“Hah! Alright Charming Charlie, let’s get this over with.”
The rest of the night wasn’t that bad. Everyone seemed to like Jameson and he held his own really well. He was right, he was a real charmer. What made me smile were the conversations I saw him have with my dad. Jameson can chat it up with what appears to be anyone really, my dad not so much. My dad is more of an observer at first, then he’ll slowly start to talk with you. I overheard my dad asking Jameson where he grew up and that rolled on to topics of fishing, fast cars and dog tracks. My dad has spent many years driving and knows of a lot of places, so he knows exactly where Jameson is talking about. Their first conversation runs smoothly.
When I saw my mother pull him in to a conversation, I went on high alert. I refused to leave him alone with her because her questions don’t have anything to do with her being a protective mother. Her questions have to do with being intrusive, judgmental and to see if anything he says can benefit her in any way. But he played along well with all of her questions as if he knew what to expect. I’m sure most guys are used to the interrogation process from parents. He did well.
“You’re gonna take me in your mouth whether you like it or not.”
December 31, 2001
JAMESON SAID HE WOULD BE PATIENT and understanding with me as long as I promised not to run. Does booking a hotel room for New Year’s sound patient? I guess that all depends on who you ask. For some people patient might be a week. For some it might be a month. Either way I’m not ready. I’m actually scared to death of having sex with Jameson. I have so many doubts in my head, from years of mental abuse from my family. Even worse, physical abuse from my first love Robert. At least I had thought it was love, but I was wrong.
Not one soul new about him or what had transpired during our relationship. I was too scared and too ashamed to talk about it. It was a teenage summer romance at camp. A young girl with low self-esteem and a good-looking guy giving her the attention she craves. To keep him happy she did whatever he wanted, including sex.
I remember the first time he wanted a blow job. We were in a little rental cabin that was vacant at the campground. I’d never done it before, so I was really nervous. I wanted him to like it. I wanted to be good at it. I was hesitant at first. He was impatient. He pushed me down on to my knees, and unzipped his pants. Then grabbed the back of my head and pushed my face down on to him and held it there. With both of his hands on either side of my head he bobbed my head up and down, not once allowing me to come up for air with my mouth so I had to control my emotions and attempt to control my breathing through my nose.
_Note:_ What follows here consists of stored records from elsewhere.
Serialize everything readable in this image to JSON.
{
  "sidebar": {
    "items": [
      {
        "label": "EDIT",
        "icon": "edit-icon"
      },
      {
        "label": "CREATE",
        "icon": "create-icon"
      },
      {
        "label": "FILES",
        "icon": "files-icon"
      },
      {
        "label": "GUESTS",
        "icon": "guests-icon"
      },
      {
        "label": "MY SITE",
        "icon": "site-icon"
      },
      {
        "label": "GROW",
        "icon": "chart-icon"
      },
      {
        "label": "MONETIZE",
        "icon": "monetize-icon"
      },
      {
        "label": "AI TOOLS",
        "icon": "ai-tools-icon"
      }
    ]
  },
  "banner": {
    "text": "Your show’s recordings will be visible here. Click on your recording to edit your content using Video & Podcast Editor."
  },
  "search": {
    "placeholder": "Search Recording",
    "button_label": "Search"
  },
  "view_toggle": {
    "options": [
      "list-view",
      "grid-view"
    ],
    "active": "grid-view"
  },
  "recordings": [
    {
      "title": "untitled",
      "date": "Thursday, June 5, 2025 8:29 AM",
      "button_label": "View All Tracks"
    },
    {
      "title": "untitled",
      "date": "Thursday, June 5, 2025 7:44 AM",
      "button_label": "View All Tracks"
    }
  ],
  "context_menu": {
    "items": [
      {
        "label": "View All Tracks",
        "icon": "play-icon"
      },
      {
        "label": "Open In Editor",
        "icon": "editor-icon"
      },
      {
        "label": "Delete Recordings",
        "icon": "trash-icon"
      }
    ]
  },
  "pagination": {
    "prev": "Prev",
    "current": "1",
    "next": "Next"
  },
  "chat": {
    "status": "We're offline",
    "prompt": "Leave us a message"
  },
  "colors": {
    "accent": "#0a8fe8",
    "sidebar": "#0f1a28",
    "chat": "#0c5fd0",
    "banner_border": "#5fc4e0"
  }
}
I could feel him begin to throb in my mouth. He was moaning and grunting hard while pushing it further and further to the back of my mouth. All of a sudden I felt his hot ejaculation hit the back of my throat. I didn’t like the taste. I wanted to spit it out but he continued to hold me down. “Taste me baby! Swallow me baby!” He kept repeating till every last drop released in to my mouth. When he was finally done, he released his hands from my head. I looked up at him with his cum dripping out of the side of my mouth, tears prickling my eyes … and then it happened.
He slapped me across the face and said, “Don’t ever resist me!” That was just the first of many.
My eyes widen with this memory. I’m not ready. It’s that simple. I have to cancel New Year’s plans with Jameson. What if he turns out to be just like Robert? He got us a hotel room, he expects sex. What if he’s not like Robert though? What if his touch is soft, sensual, and caring? The kind of touch that gives you goosebumps all over. The kind of touch that makes you feel the heat rise in your body from your toes to your lips. The kind of touch that sends an erotic shock to your tingling lady parts.
But what if he just wants a blow job like Mike did the day of my birthday at Dawn’s? “How low can you go?” Ugh! I’ll never forget that stupid fucking line!
My mind is going in a million different directions. I can’t think straight. I promised him I wouldn’t run and he promised he’d be patient. So what the fuck is this night all about? What if I don’t run and just tell him I have a family party? Will he buy that? Fuck! He probably won’t believe me. He knows how I am with my family. I need to make a decision quickly since I know he’s sleeping right now and I’ll get his voicemail and I can just leave a message. Do I cancel and make up a lie about plans or do I go and pray he doesn’t turn out to be abusive like Robert?
I grapple for my phone and dial his number.
Hi. This is Jameson. I can’t get to my phone. Leave a message.